No podía faltar el enfoque de la Bauhaus en una Hungría que tanto deseaba de abrir sus fronteras. Esta influencia se reconoce durante el recorrido de la mano de los artistas como Feren Ficzek, Károly Halász y Pinczehely Sándor. No cabe duda de esto cuando observamos ‘Chair’ de Ficzek, con la geometría y el juego de sombras característico. Aunque no solo se reflejan en la estética, sino también en la política, sino solo cabe casi tropezarse con ‘La piedra del proletariado’ de Sándor, una instalación de profunda crítica al socialismo.

En el último rincón de la galería, se nos presentan las últimas piezas que harán encajar el puzzle. Las impresiones de Endre Tót casi que han dejado atrás la visualidad, para convertirse un puro poema. Breves frases acompañan postales, dibujos y fotografías; o quizá sea más seguro el proceso contrario. Su protesta deja de lado lo sombrío para responder a la crítica del estado totalitario con grandes dosis de ironía. A pesar de que su obra ha evolucionado hacia movimiento como el Mail Art, en la muestra podemos ver el germen de su concepción poético-política.

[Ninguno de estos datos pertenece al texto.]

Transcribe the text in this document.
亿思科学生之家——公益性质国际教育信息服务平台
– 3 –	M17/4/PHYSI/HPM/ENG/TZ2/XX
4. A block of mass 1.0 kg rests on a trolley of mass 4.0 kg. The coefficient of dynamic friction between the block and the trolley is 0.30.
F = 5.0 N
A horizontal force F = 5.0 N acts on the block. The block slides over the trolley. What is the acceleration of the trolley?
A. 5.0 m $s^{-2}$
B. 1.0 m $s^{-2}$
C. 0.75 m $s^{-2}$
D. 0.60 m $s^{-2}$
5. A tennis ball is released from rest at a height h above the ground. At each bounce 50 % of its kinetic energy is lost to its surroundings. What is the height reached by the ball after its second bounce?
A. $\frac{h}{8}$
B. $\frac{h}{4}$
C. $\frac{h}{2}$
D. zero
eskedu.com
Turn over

Una de las piezas de Endre Tot. Fotografía: María Ramis.

Una de las piezas de Endre Tot. Fotografía: María Ramis.

Termina así el viaje por la Europa del Este de los años 60 y 70. Es todo un reto compendiar tanta producción surgida a raíz de los acontecimientos históricos en un espacio relativamente reducido, por lo que la selección de las piezas han sido compendiadas para ofertar al espectador una visión panorámica de la situación. A pesar de lo denso que pudiera parecer, podemos ver breves guiños, microhistorias de una temporada convulsa, y que, como siempre ocurre con el arte, esconden toda una lección histórica.